C’est ici que le Camargue BBQ festival a posé ses barbecues, sous une chaleur insoutenable et les 250 degrés que produit la vingtaine de grill en action. Le résultat : une véritable fournaise où les litres de sueurs dépensés n’ont d’égal que les litres de bières ingurgitées par les 8 000 visiteurs.
Pour le visiteur lambda, le Camargue BBQ festival est un moyen de venir en repérage, d’apprendre des techniques de cuisson, mais surtout de manger à l’oeil.
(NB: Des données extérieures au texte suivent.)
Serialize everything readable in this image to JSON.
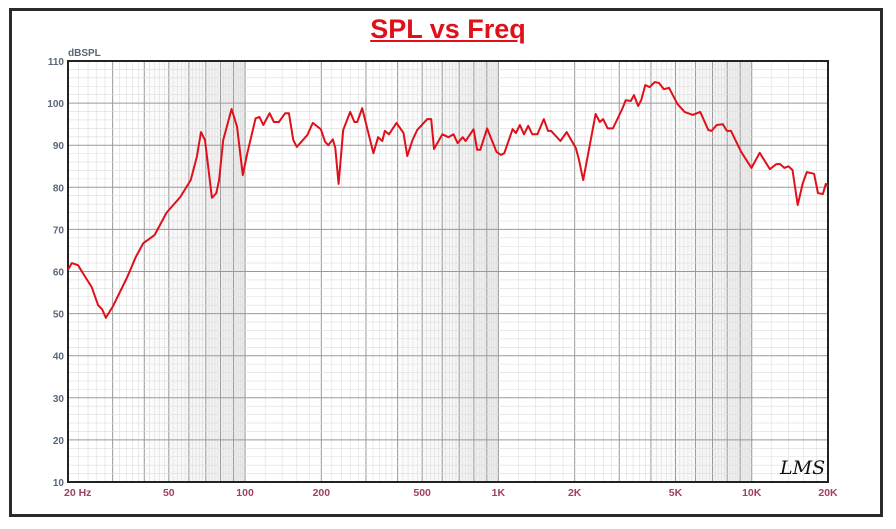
{
  "chart_data": {
    "type": "line",
    "title": "SPL vs Freq",
    "ylabel": "dBSPL",
    "xlabel": "Hz",
    "xscale": "log",
    "xlim": [
      20,
      20000
    ],
    "ylim": [
      10,
      110
    ],
    "yticks": [
      10,
      20,
      30,
      40,
      50,
      60,
      70,
      80,
      90,
      100,
      110
    ],
    "xticks": [
      {
        "v": 20,
        "label": "20  Hz"
      },
      {
        "v": 50,
        "label": "50"
      },
      {
        "v": 100,
        "label": "100"
      },
      {
        "v": 200,
        "label": "200"
      },
      {
        "v": 500,
        "label": "500"
      },
      {
        "v": 1000,
        "label": "1K"
      },
      {
        "v": 2000,
        "label": "2K"
      },
      {
        "v": 5000,
        "label": "5K"
      },
      {
        "v": 10000,
        "label": "10K"
      },
      {
        "v": 20000,
        "label": "20K"
      }
    ],
    "grid": true,
    "series": [
      {
        "name": "SPL",
        "color": "#e0101a",
        "points": [
          [
            20,
            60.4
          ],
          [
            20.7,
            62
          ],
          [
            21.9,
            61.5
          ],
          [
            23.4,
            58.7
          ],
          [
            24.8,
            56.3
          ],
          [
            26.3,
            52
          ],
          [
            27.3,
            51
          ],
          [
            28.2,
            49
          ],
          [
            30,
            51.6
          ],
          [
            34.3,
            58.7
          ],
          [
            37,
            63.4
          ],
          [
            39.6,
            66.7
          ],
          [
            44,
            68.7
          ],
          [
            49,
            74
          ],
          [
            55.5,
            77.7
          ],
          [
            61,
            81.7
          ],
          [
            64.5,
            87.2
          ],
          [
            67,
            93.1
          ],
          [
            69.5,
            91.2
          ],
          [
            74,
            77.5
          ],
          [
            77,
            78.6
          ],
          [
            79,
            81.7
          ],
          [
            82,
            91.2
          ],
          [
            88.5,
            98.6
          ],
          [
            93,
            94.3
          ],
          [
            98,
            82.9
          ],
          [
            102,
            88.1
          ],
          [
            110,
            96.4
          ],
          [
            114,
            96.7
          ],
          [
            118,
            94.8
          ],
          [
            125,
            97.6
          ],
          [
            130,
            95.5
          ],
          [
            136,
            95.5
          ],
          [
            144,
            97.6
          ],
          [
            149,
            97.6
          ],
          [
            155,
            91.2
          ],
          [
            160,
            89.6
          ],
          [
            176,
            92.4
          ],
          [
            185,
            95.3
          ],
          [
            199,
            93.8
          ],
          [
            207,
            90.8
          ],
          [
            213,
            90
          ],
          [
            222,
            91.4
          ],
          [
            227,
            89.3
          ],
          [
            234,
            80.8
          ],
          [
            244,
            93.6
          ],
          [
            260,
            97.9
          ],
          [
            270,
            95.5
          ],
          [
            277,
            95.5
          ],
          [
            290,
            98.8
          ],
          [
            321,
            88.1
          ],
          [
            335,
            91.9
          ],
          [
            348,
            91
          ],
          [
            356,
            93.4
          ],
          [
            370,
            92.6
          ],
          [
            396,
            95.3
          ],
          [
            422,
            92.9
          ],
          [
            437,
            87.4
          ],
          [
            458,
            91.2
          ],
          [
            478,
            93.6
          ],
          [
            524,
            96.2
          ],
          [
            543,
            96.2
          ],
          [
            557,
            89.1
          ],
          [
            601,
            92.6
          ],
          [
            635,
            91.9
          ],
          [
            665,
            92.6
          ],
          [
            690,
            90.5
          ],
          [
            723,
            91.9
          ],
          [
            742,
            91
          ],
          [
            798,
            93.8
          ],
          [
            824,
            88.9
          ],
          [
            848,
            88.9
          ],
          [
            902,
            94
          ],
          [
            983,
            88.4
          ],
          [
            1024,
            87.7
          ],
          [
            1055,
            88.1
          ],
          [
            1138,
            93.8
          ],
          [
            1172,
            92.9
          ],
          [
            1216,
            94.8
          ],
          [
            1262,
            92.6
          ],
          [
            1311,
            94.6
          ],
          [
            1361,
            92.6
          ],
          [
            1426,
            92.6
          ],
          [
            1511,
            96.2
          ],
          [
            1569,
            93.4
          ],
          [
            1614,
            93.4
          ],
          [
            1756,
            91
          ],
          [
            1860,
            93.1
          ],
          [
            2022,
            89.3
          ],
          [
            2081,
            86.5
          ],
          [
            2162,
            81.7
          ],
          [
            2246,
            87
          ],
          [
            2420,
            97.4
          ],
          [
            2513,
            95.5
          ],
          [
            2590,
            96.2
          ],
          [
            2700,
            94
          ],
          [
            2830,
            94
          ],
          [
            3080,
            98.6
          ],
          [
            3180,
            100.7
          ],
          [
            3330,
            100.5
          ],
          [
            3430,
            101.9
          ],
          [
            3560,
            99.3
          ],
          [
            3660,
            100.7
          ],
          [
            3800,
            104.3
          ],
          [
            3950,
            103.8
          ],
          [
            4140,
            105
          ],
          [
            4300,
            104.8
          ],
          [
            4500,
            103.3
          ],
          [
            4720,
            103.6
          ],
          [
            5090,
            99.8
          ],
          [
            5430,
            97.9
          ],
          [
            5850,
            97.2
          ],
          [
            6260,
            97.9
          ],
          [
            6740,
            93.6
          ],
          [
            6940,
            93.4
          ],
          [
            7270,
            94.8
          ],
          [
            7690,
            95
          ],
          [
            7980,
            93.4
          ],
          [
            8280,
            93.4
          ],
          [
            9090,
            88.4
          ],
          [
            9980,
            84.6
          ],
          [
            10750,
            88.2
          ],
          [
            11800,
            84.3
          ],
          [
            12500,
            85.5
          ],
          [
            12950,
            85.5
          ],
          [
            13440,
            84.6
          ],
          [
            13950,
            85
          ],
          [
            14480,
            84.1
          ],
          [
            15180,
            75.8
          ],
          [
            15900,
            81
          ],
          [
            16500,
            83.6
          ],
          [
            17620,
            83.2
          ],
          [
            18270,
            78.6
          ],
          [
            19090,
            78.4
          ],
          [
            19600,
            80.8
          ],
          [
            20000,
            80.2
          ]
        ]
      }
    ],
    "annotation": "LMS"
  }
}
Car au-delà de la compétition qui oppose 160 équipes dans 7 catégories – porc, poisson, poulet, agneau, boeuf, taureau et légume – le festival est un formidable moment de partage, où chacun peut venir se servir dans les assiettes des autres sans que cela soit mal interprété, ou sans passer pour un profiteur. Une gratuité rendue possible grâce aux partenaires locaux qui ont gracieusement alimenté la population pendant deux jours de près d’une tonne de viande.
Pour Jean-François Dupont, l’organisateur, il n’y avait pas meilleur endroit pour un tel événement : « la camargue est une terre d’élevage, prédestinée à être grillé ou braisé. Quand j’étais petit, on pouvait faire des barbecues sur la plage de Beauduc, maintenant c’est interdit. Le barbecue est une forme de liberté dans une société pleine de contraintes et d’interdits. Ici, chacun croit être le roi du barbecue. »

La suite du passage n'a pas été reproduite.